El signo distintivo de la confrontación, la controversia y cualquier otra instancia que exalten las pasiones, parecen ser el sello de esta época que debiera, en cambio, serenar los espíritus para permitirle a los hombres dedicarse a sus tareas, crear incesantemente realizaciones productivas y preservar el medio ambiente.
La polémica se establece siempre como un puente de discusión, en vez del diálogo constructivo que debe unir a las personas en la serenidad de sus acciones y en el virtuosismo de su pensamiento. No se trata de seres abstractos o de santos civiles sino de crear la oportunidad de un debate con argumentos sólidos, que busquen la convergencia de ideas y acciones.
Las palabras se vuelven mínimas ante la elocuencia de los hechos. Pierden sentido, ocasión, contenido y continente y se disuelven en el paso estéril de un tiempo vacío, que los pueblos deben utilizar para el progreso.

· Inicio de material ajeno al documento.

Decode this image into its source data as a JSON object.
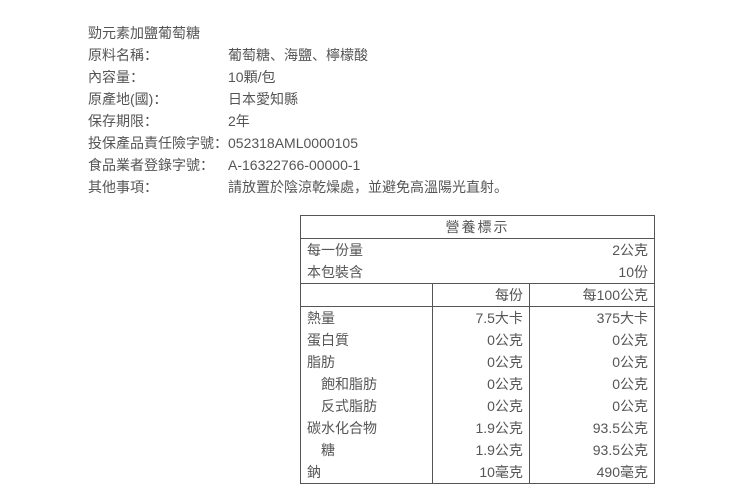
{
  "product": {
    "title": "勁元素加鹽葡萄糖",
    "rows": [
      {
        "label": "原料名稱：",
        "value": "葡萄糖、海鹽、檸檬酸"
      },
      {
        "label": "內容量：",
        "value": "10顆/包"
      },
      {
        "label": "原產地(國)：",
        "value": "日本愛知縣"
      },
      {
        "label": "保存期限：",
        "value": "2年"
      },
      {
        "label": "投保產品責任險字號：",
        "value": "052318AML0000105"
      },
      {
        "label": "食品業者登錄字號：",
        "value": "A-16322766-00000-1"
      },
      {
        "label": "其他事項：",
        "value": "請放置於陰涼乾燥處，並避免高溫陽光直射。"
      }
    ]
  },
  "nutrition": {
    "title": "營養標示",
    "serving_label": "每一份量",
    "serving_value": "2公克",
    "package_label": "本包裝含",
    "package_value": "10份",
    "col_per_serving": "每份",
    "col_per_100g": "每100公克",
    "rows": [
      {
        "name": "熱量",
        "per_serving": "7.5大卡",
        "per_100g": "375大卡",
        "indent": 0
      },
      {
        "name": "蛋白質",
        "per_serving": "0公克",
        "per_100g": "0公克",
        "indent": 0
      },
      {
        "name": "脂肪",
        "per_serving": "0公克",
        "per_100g": "0公克",
        "indent": 0
      },
      {
        "name": "飽和脂肪",
        "per_serving": "0公克",
        "per_100g": "0公克",
        "indent": 1
      },
      {
        "name": "反式脂肪",
        "per_serving": "0公克",
        "per_100g": "0公克",
        "indent": 1
      },
      {
        "name": "碳水化合物",
        "per_serving": "1.9公克",
        "per_100g": "93.5公克",
        "indent": 0
      },
      {
        "name": "糖",
        "per_serving": "1.9公克",
        "per_100g": "93.5公克",
        "indent": 1
      },
      {
        "name": "鈉",
        "per_serving": "10毫克",
        "per_100g": "490毫克",
        "indent": 0
      }
    ]
  },
  "style": {
    "text_color": "#555555",
    "border_color": "#555555",
    "background_color": "#ffffff",
    "font_size": 14
  }
}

El peso de los argumentos siempre es válido cuando lo amparan los ejemplos y no se vive de los opuestos sino de los grandes encuentros, después de meditaciones profundas sobre el destino del hombre, sus prioridades, sus requerimientos, sus reclamos y las vías de solución más rápidas, porque los humanos debemos aprender que el respeto de las ideas no es una batalla exterior y mediática sino el rincón más seguro de las íntimas convicciones donde crece la vida para el bien de todos.
La reflexión es válida para asimilarla en diferentes momentos y circunstancias en que se desarrolla la vida en comunidad. Mucho más si se actúa como miembro de la organización social de cualquier tipo y en particular si se buscan coincidencias en procura de una vida mejor.